It’s no secret that since the recession many workers have found themselves expected to do more with less. They’ve seen wage and hiring freezes as well as cutbacks in benefits. They’ve also worked under a cloud – knowing that their jobs could disappear in the next round of layoffs.
As the economy begins to recover, some pressures have eased but overworked employees are still on edge. Work hours and conditions may not match the sweatshops of the early Industrial Revolution, but today’s workers often find themselves coming in early, leaving late, and staying connected after hours and during what passes for vacations. With the World Health Organization calling stress “the health epidemic of the 21st century,” employers need to understand the toll it can take on their employees.
Recent research adds to the wakeup call employers are beginning to heed about the harm stress can do to their organizations. ComPsych Corporation, a leading provider of employee assistance programs, recently released its 2013 StressPulse survey of 5,192 employees in North America. The survey report says 62 percent of the employees surveyed reported suffering high stress and experiencing extreme fatigue and feelings of being out of control.

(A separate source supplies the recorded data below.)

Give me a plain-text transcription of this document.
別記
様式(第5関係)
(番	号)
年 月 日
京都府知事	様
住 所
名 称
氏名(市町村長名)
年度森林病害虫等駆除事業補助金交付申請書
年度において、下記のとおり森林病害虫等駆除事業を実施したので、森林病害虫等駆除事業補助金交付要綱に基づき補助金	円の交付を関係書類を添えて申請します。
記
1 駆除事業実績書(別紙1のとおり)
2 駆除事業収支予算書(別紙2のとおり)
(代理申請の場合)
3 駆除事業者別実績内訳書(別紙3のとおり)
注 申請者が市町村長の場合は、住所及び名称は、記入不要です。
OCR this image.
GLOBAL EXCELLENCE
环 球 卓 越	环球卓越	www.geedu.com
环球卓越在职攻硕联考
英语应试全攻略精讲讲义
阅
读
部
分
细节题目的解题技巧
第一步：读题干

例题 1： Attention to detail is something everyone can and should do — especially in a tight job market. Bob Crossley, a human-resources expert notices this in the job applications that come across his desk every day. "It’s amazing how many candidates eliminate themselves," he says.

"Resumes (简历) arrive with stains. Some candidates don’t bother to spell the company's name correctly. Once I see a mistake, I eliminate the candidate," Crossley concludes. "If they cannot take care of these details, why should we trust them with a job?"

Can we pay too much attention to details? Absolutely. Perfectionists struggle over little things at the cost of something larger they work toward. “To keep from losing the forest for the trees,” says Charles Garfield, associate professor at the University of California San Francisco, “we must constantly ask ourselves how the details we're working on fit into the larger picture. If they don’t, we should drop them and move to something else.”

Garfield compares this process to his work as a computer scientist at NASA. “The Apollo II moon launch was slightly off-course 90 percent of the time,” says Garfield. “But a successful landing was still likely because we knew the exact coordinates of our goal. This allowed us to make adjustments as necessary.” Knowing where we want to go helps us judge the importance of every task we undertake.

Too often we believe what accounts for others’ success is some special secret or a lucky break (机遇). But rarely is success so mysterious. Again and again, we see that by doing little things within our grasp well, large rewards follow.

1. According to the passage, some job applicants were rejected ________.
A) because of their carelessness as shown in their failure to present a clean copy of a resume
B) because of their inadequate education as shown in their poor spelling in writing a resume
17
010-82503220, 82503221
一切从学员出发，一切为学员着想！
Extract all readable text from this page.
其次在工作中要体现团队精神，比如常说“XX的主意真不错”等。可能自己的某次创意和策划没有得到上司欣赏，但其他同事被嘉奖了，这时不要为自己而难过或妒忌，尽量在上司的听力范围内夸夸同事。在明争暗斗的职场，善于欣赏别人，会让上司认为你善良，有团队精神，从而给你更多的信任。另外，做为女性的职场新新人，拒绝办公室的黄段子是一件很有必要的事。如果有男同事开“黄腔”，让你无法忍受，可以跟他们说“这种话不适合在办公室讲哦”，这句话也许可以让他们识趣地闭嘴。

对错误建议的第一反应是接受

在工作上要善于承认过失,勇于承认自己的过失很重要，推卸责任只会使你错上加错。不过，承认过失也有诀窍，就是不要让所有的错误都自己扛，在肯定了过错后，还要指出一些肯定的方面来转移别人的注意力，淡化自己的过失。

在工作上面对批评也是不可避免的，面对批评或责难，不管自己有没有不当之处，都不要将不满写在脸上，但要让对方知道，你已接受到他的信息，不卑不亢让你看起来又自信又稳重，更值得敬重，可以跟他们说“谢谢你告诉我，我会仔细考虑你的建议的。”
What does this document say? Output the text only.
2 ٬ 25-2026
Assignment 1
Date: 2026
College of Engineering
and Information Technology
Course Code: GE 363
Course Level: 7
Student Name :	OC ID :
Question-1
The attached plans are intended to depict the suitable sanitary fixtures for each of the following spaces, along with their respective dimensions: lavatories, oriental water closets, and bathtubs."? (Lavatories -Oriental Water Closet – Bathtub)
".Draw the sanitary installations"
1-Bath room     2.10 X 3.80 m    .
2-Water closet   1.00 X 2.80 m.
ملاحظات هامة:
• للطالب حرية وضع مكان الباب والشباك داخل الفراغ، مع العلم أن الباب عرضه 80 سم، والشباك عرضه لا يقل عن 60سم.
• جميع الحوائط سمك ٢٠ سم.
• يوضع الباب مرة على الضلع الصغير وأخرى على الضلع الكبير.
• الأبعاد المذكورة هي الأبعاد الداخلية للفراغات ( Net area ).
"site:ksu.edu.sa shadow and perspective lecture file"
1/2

Other research also shines a light on the issue. The Staying@Work report from global professional services company Towers Watson and the National Business Group on Health goes so far as to call stress the top lifestyle risk factor affecting employees.
Stress and the bottom line
The ComPsych survey notes that many people now consider stress the new norm, but the report calls that attitude a “costly mistake.”
“When a majority of workers report high levels of stress with ‘out of control’ feelings, employers can expect to see more mistakes, increased absenteeism, interpersonal conflict, and higher turnover,” the report states, adding that stressed employees also are likely to add to health care costs.
“Whatever the causes of stress may be, a growing body of research shows the effects of stress on workers – decreased productivity, health issues and absenteeism, morale problems, and reduced retention – can significantly impact an employer’s bottom line,” the report notes.
Here are some statistics from the StressPulse report:
- Forty-two percent of those surveyed said they lose 15-30 minutes per day in productivity because of stress, and 34 percent reported losing one hour or more a day. Twenty-four percent said stress doesn’t affect their productivity.
- Fifty-four percent reported they miss one to two days per year because of stress, 31 percent said they miss three to six days per year, and 15 percent said they miss more than six days a year because of stress.
- Forty-seven percent said they come to work one to four days per year when they are too stressed to be effective and 28 percent said five or more days. Twenty-five percent said stress has no impact on their effectiveness.
- As for how they cope with stress, 55 percent said they take frequent “stress breaks” at work to talk with others, 35 percent said they work harder, and 10 percent said they take a day off.
Employer-employee disconnect
The Staying@Work study delves into employer-sponsored health and productivity programs and what makes such programs effective. The researchers found that employers and employees don’t agree on the causes of stress in the workplace and how employers should respond.
The report says employers ranked the top cause of stress as poor work-life balance, but Towers Watson’s Global Benefits Attitudes Survey found that employees ranked work-life balance fifth among a list of 10 causes of stress. Employees ranked “the workplace experience – inadequate staffing, low pay or low pay increases, unclear or conflicting job expectations, and organizational culture” as the top cause of stress.
“Employers committed to reducing stress in the workforce might start by understanding their employees’ stress drivers, and then reviewing their health and workforce programs in light of the findings,” the Staying@Work report advises.
“Employees’ message to employers is clear: Pay me adequately. Support me on the job. Guide me on my job priorities,” the report says.